Subzero and I have lately been discussing i18n (internationalization) strategies for Karma. Please bear w/ me as my i18n knowledge is quite limited and I am just now wading into this important, if complex, area. Subzero and I need to spend some quality time discussing the issue with Sayamindu but first I need to do some self-study on the matter.

So far I can identify four different aspects of a Karma lesson* that need i18n. Perhaps only 3 of them should be.

1. Text
2. Audio
3. Programmatically generated numbers and text, for example the score in a game
4 images

I am not certain that images can or should be internationalized in an automated way. That said, certain images are not appropriate for different locales. For instance, it may not be a good idea to use images of pigs and dogs in certain muslim countries. Similarly, you have be careful depicting cows in countries with large hindu populations. Still, it would be great to abstract image-local-house to an image of a house typical of the locale but I am sure how feasible that is.

For a Karma activity, we would like to put all of the presentation stuff goes into the CSS, including dimensions of elements, images used, layout. Then we would basically use the html to link in the css and javascript files. The HTML file would hold html elements as place holders but not contain any actual text.

Here is a file layout that I have dreamed up for a karma lesson. Anything common to Karma should start with a lowercase “k”

index.html               # links in css, js, and placeholder html elements
css/klessonx.css      #css specific to the lesson
css/karma.css        #global karma css styles, default common styles
images/                  # images , how could these be localized?
js/klessonx.js        #javascript specific to the lesson
js/karma.js             #javascript utilities common to Karma lessons
js/jquery.js             #javascript dependencies
js/. . . ..js                #other javascript dependencies
locale/text/ne.po 
                  sp.po
                  en.po    #pootle localization files
locale/sounds/ne/correctAnswer.ogg   #actual audio is in Nepali
                       en/correctAnswer.ogg   #now in English
                       sp/correctAnswer.ogg   #now in Spanish

Localization in Sugar only covers text strings and not sounds. How can we extend the current paradigm to cover audio files as well?

So far, I have it my mind that the universal identifier for an audio, text, or image element is the html element “id” attribute.
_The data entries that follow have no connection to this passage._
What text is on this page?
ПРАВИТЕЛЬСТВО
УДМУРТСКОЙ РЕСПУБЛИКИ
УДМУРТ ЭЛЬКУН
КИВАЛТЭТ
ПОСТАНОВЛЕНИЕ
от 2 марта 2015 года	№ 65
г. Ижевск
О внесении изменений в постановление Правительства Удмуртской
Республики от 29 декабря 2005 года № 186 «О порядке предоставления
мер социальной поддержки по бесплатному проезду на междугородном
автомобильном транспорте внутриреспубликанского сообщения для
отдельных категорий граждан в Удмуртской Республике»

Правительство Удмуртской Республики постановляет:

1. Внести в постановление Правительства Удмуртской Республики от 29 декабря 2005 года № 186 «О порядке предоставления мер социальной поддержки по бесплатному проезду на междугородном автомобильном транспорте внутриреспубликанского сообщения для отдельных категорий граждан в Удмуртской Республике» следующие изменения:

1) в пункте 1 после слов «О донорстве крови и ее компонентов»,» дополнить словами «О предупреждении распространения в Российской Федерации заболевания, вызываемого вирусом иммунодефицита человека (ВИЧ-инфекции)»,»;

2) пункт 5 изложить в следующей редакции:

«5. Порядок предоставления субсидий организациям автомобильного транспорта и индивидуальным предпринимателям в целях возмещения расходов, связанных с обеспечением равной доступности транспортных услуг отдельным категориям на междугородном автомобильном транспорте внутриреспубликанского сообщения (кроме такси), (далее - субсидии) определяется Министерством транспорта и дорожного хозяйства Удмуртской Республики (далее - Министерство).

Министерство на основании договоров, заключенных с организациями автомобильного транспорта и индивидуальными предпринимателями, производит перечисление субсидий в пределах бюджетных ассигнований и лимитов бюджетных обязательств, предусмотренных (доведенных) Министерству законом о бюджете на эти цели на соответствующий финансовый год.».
This scheme will work best if the “id” attribute is in a language most widely understood. For better worse, that language is English. My idea is that the audio files should all match the target html element id but be stored in folder for the appropriate locale.

This does present a file management problem in that it makes it hard to track down audio files when they are stored on a central server. In general, I am in favor of putting metadata in filenames for image and audio files, i.e. christmas_50px_100px.jpg or en_CorrectAnswer.ogg, sp_CorrectAnswer.ogg.

Karma would place the localized text by reading parsing the .po file for the current locale and inserting the localized strings each time the page is loaded.

Questions I have:
1) How would this work together w/ pootle and gettext?
2) What are some pitfalls I haven’t thought of?
3) How could we ensure dynamically generated numbers are presented in the locale without making the programmer’s job too hard?

And a request: Pls, pls direct me to great i18n resources and guides. If there is already an established standard for this, I will be happy to copy it.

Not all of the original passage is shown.